186 Evaluation of Cryptosporidiosis Surveillance in Ohio, 2006-2013

Sunday, June 22, 2014: 3:00 PM-3:30 PM
East Exhibit Hall, Nashville Convention Center
Leigh A. Nelson , Ohio Department of Health, Columbus, OH

BACKGROUND:   Cryptosporidiosis was added to the Nationally Notifiable Conditions list in 1995 and has undergone four case classification revisions (1998, 2009, 2011, and 2012) because of evolving laboratory methods. These revisions have had a major impact on capacity of state and local public health agencies to meet reporting requirements. Ohio added Cryptosporidiosis to the Ohio Reportable Infectious Diseases List in April of 1995. We evaluated the Ohio Disease Reporting System (ODRS) to assess the effect of revisions on case reporting and secondarily assess for completeness and timeliness. We developed recommendations to overcome identified limitations.

METHODS:   We surveyed Ohio laboratories on current Cryptosporidium laboratory methods being used. We analyzed Ohio’s surveillance data from 2006 and 2013 and calculated case-classification changes and quantified the number of confirmed cases potentially being reported as probable due to limitations in laboratory testing methods. Additionally, we assessed for completeness (proportion of interviews completed) and timeliness (lag time between event date and report date). 

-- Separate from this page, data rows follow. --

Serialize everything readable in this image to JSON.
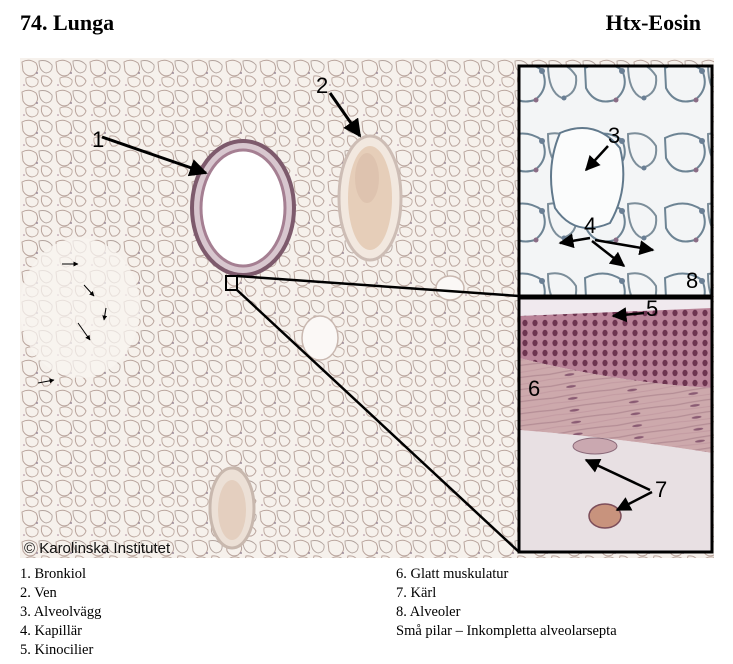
{
  "header": {
    "title": "74. Lunga",
    "stain": "Htx-Eosin"
  },
  "figure": {
    "copyright": "© Karolinska Institutet",
    "labels": {
      "l1": "1",
      "l2": "2",
      "l3": "3",
      "l4": "4",
      "l5": "5",
      "l6": "6",
      "l7": "7",
      "l8": "8"
    }
  },
  "legend": {
    "left": [
      "1. Bronkiol",
      "2. Ven",
      "3. Alveolvägg",
      "4. Kapillär",
      "5. Kinocilier"
    ],
    "right": [
      "6. Glatt muskulatur",
      "7. Kärl",
      "8. Alveoler",
      "Små pilar – Inkompletta alveolarsepta"
    ]
  },
  "colors": {
    "tissue_background": "#f4efe9",
    "alveolar_wall": "#b9a49c",
    "bronchiole_wall": "#8e6a7a",
    "vein_content": "#e8d3c2",
    "muscle": "#c7a7ab",
    "epithelium": "#8a4f68"
  }
}
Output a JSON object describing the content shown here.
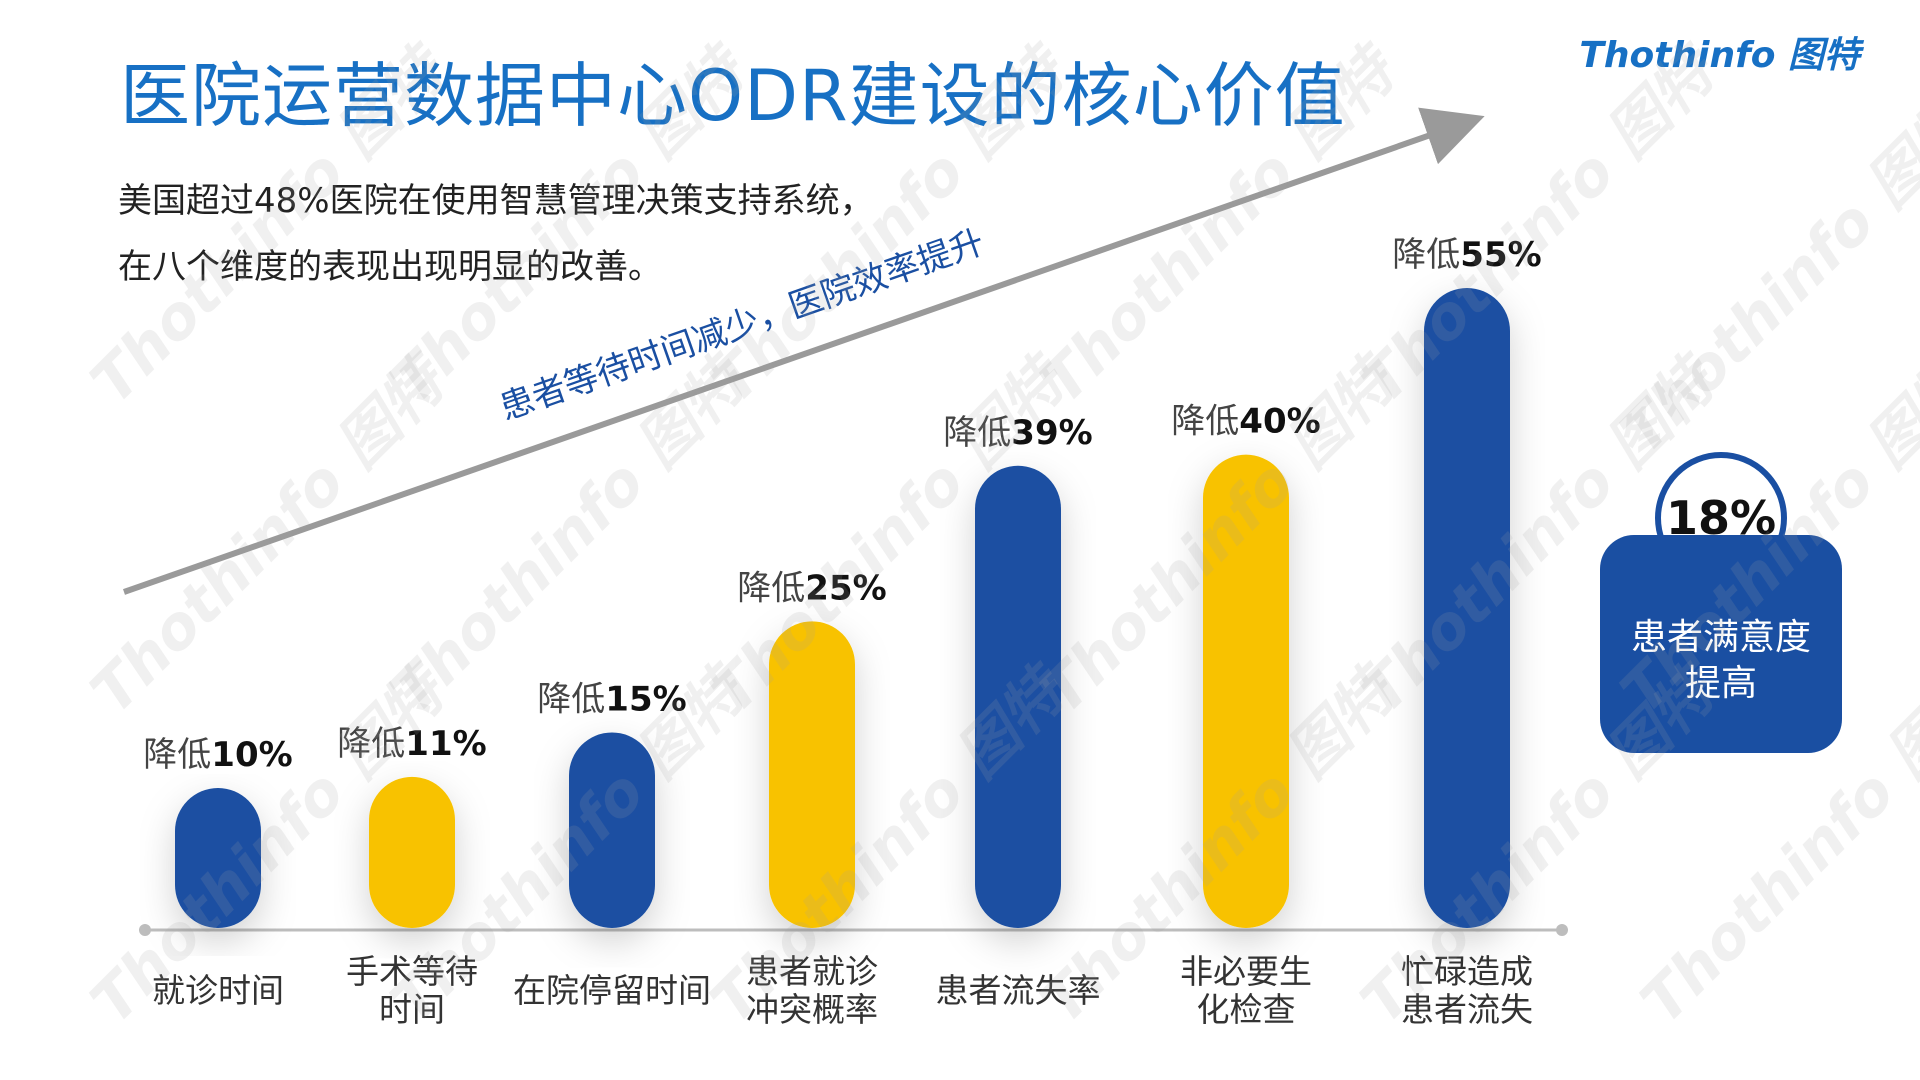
{
  "title": "医院运营数据中心ODR建设的核心价值",
  "subtitle_lines": [
    "美国超过48%医院在使用智慧管理决策支持系统，",
    "在八个维度的表现出现明显的改善。"
  ],
  "logo": "Thothinfo 图特",
  "watermark": "Thothinfo 图特",
  "arrow_label": "患者等待时间减少，医院效率提升",
  "badge": {
    "value": "18%",
    "label_line1": "患者满意度",
    "label_line2": "提高"
  },
  "colors": {
    "blue": "#1a4fa2",
    "yellow": "#f8c200",
    "title": "#1770c4"
  },
  "chart_data": {
    "type": "bar",
    "value_prefix": "降低",
    "categories": [
      [
        "就诊时间"
      ],
      [
        "手术等待",
        "时间"
      ],
      [
        "在院停留时间"
      ],
      [
        "患者就诊",
        "冲突概率"
      ],
      [
        "患者流失率"
      ],
      [
        "非必要生",
        "化检查"
      ],
      [
        "忙碌造成",
        "患者流失"
      ]
    ],
    "values": [
      10,
      11,
      15,
      25,
      39,
      40,
      55
    ],
    "value_labels": [
      "10%",
      "11%",
      "15%",
      "25%",
      "39%",
      "40%",
      "55%"
    ],
    "bar_colors": [
      "blue",
      "yellow",
      "blue",
      "yellow",
      "blue",
      "yellow",
      "blue"
    ],
    "ylim": [
      0,
      55
    ],
    "legend": "none",
    "grid": false
  }
}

RESULTS:   Sixty percent (50/84) of laboratories responded to the survey. Respondents reported 64 percent of Ohio’s Cryptosporidiosis cases reported between 2006 and 2013. Eighty-four percent of respondent laboratories used a single testing method for Cryptosporidium. Of these, 38 percent employed the Immunochromatographic card/rapid card test. Between 2011 and 2013, 306 cases of Cryptosporidiosis were classified as probable, a lower level of certainty than the gold standard. Surveillance data indicated the proportion of probable cases increased from 5 percent in 2010 to 71 percent in 2011. Between 2006 and 2013 no trend was observed in either completeness or timeliness. The proportion of interviews completed ranged from 68 percent to 85 percent (median, 79). Moreover, the average lag time for Cryptosporidiosis case reporting ranged from eight to eleven days (median, 9).

CONCLUSIONS:   Numerous changes to the Cryptosporidiosis case definition have had a substantial impact on capacity to meet current confirmed case classifications. Rapid clinical diagnostic methods, while appropriate for patient care, complicate surveillance. We recommend (1) Ohio laboratories consider implementing laboratory testing methods sufficient to classify Cryptosporidiosis cases as confirmed; (2) the Council of State and Territorial Epidemiologists (CSTE) align new clinical testing methods with the legacy test as an equivalent classification; and (3) CSTE limit the frequency of revisions made to the Cryptosporidiosis case definition to allow state and local public health agencies adequate time to adapt to revisions.